Where to keep headers ? If you are providing a library you will have to put them in usual system directories. But as C++ headers contains code, for other cases keeping them with cpp files is usually the best solution. It makes editing both hpp and cpp at once simpler.

kriss
A: 
  • Should I have one file per class? Should I have one folder per inheritance branch?

Thanks to code indexers I often forget how and where the code is actually on disk.

File per class to me makes no sense. Especially in C++ I tend to have lots of small utility classes.

Generally: component is a directory. All components live under the same root. (This is more of an unfortunate consequence that I have to use make as a build chain. With better build systems like SCons which support recursion natively it doesn't really matter.)

I stick to the general principles of reusability, sufficiency and cohesion (as per Booch) for grouping classes. It happens often that I put the code into a shared/static library to facilitate integration into the build chain, thus for the grouping of classes into components/directories I use principles very similar to the ones used for grouping methods in the classes.

  • Should I have an 'include' folder that contains my header files, or should my header files be in the same folder as my .cpp/.c files?

I personally prefer headers in the same directory with source files.

Notable exception are the public headers which define the public interface of the component. Those I put into the include/compname/ sudbirectory: then it is easy to see that the change I'm doing/about to check-in is going to have impact on other components.

Obviously other components are allowed to include only the headers from the $ROOT/compname/include/compname/ subdirectory. (Having compname/ dir under include/ makes include directives in other files to look like #include "compname/headername.h" what helps readability and also prevents header name collisions.)

  • I plan on regularly adding more classes (adding more levels to the inheritance tree). At the lowest level in the tree, implementations are likely to be relatively unrelated but still override the same virtual functions. Should such unrelated implementations reside in the same folder?

Inheritance is rarely relevant to the physical layout of files.

Base classes are modified seldom since they have little impact on the business logic. Top level classes is where the meat of the logic is and it is going to be worked on by many people for a long time. Thus the basic classes, reused by many components, deserve to have their own component. Simply to move them out of sight.

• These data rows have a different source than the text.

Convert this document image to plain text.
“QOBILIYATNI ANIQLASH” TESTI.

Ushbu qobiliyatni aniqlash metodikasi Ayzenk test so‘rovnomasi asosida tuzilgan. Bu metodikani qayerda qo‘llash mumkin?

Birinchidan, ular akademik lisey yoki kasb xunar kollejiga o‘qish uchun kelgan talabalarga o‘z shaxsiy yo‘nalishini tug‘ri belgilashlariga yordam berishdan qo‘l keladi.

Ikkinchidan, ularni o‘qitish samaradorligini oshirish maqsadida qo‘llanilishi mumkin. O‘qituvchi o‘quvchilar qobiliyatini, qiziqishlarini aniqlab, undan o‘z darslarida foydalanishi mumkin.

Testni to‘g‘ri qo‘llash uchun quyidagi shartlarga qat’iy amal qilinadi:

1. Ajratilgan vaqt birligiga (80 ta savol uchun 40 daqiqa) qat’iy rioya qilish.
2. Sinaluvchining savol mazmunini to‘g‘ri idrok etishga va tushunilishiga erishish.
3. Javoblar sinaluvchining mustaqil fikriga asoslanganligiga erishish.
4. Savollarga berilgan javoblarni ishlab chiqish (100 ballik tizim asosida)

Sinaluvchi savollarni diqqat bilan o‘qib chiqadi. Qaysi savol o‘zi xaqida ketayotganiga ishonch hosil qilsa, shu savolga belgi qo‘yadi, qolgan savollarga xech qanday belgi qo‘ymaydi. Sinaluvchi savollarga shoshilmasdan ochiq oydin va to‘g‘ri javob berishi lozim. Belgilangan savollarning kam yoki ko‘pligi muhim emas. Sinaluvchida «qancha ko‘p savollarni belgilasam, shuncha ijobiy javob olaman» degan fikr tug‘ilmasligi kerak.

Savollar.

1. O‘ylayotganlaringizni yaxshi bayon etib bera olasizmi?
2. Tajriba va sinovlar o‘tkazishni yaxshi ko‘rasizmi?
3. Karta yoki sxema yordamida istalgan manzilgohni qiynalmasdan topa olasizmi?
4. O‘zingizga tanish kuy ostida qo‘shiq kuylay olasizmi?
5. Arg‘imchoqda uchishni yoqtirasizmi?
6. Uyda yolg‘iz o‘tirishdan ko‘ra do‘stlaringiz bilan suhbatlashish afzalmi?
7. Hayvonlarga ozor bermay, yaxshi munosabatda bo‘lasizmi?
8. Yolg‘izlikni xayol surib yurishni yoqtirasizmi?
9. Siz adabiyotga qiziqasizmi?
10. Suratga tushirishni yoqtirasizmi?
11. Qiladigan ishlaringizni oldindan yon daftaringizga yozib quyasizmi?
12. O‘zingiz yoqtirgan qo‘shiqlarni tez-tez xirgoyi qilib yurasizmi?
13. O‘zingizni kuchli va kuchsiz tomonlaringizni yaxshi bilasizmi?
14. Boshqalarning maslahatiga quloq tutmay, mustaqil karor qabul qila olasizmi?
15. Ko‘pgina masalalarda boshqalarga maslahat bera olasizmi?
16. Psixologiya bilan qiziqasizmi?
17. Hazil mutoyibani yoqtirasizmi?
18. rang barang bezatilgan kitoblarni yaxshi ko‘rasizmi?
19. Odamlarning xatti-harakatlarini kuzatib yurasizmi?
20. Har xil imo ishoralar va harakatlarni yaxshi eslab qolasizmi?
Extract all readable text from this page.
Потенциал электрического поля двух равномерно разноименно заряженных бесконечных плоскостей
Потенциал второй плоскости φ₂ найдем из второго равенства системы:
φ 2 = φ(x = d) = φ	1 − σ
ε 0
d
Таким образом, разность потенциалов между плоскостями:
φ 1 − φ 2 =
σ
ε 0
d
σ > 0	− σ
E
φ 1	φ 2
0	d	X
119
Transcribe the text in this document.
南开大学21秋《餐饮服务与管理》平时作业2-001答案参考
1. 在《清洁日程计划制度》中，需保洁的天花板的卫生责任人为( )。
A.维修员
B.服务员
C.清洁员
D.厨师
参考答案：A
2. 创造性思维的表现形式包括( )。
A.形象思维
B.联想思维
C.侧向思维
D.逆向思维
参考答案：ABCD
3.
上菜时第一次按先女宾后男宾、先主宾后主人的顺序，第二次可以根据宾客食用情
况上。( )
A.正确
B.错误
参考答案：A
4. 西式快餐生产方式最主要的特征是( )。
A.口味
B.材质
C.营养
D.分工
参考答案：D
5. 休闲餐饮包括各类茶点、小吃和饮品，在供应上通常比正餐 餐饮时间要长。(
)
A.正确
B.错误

That brings another important point. How many people are going to work on the project? On one man project you can do pretty much whatever you want the way you want. On a team with 3+ people, the component/module would serve as a natural container for one person to work independently on it. Thus the form project takes may not depend on how classes hierarchy looks - rather the places of code which are going to be worked on most should be sufficiently isolated from each other. And class hierarchy if needed should accommodate for that: you should avoid cases when one person works on a base class - another on its descendant. That is the case where aggregation may be considered instead of inheritance.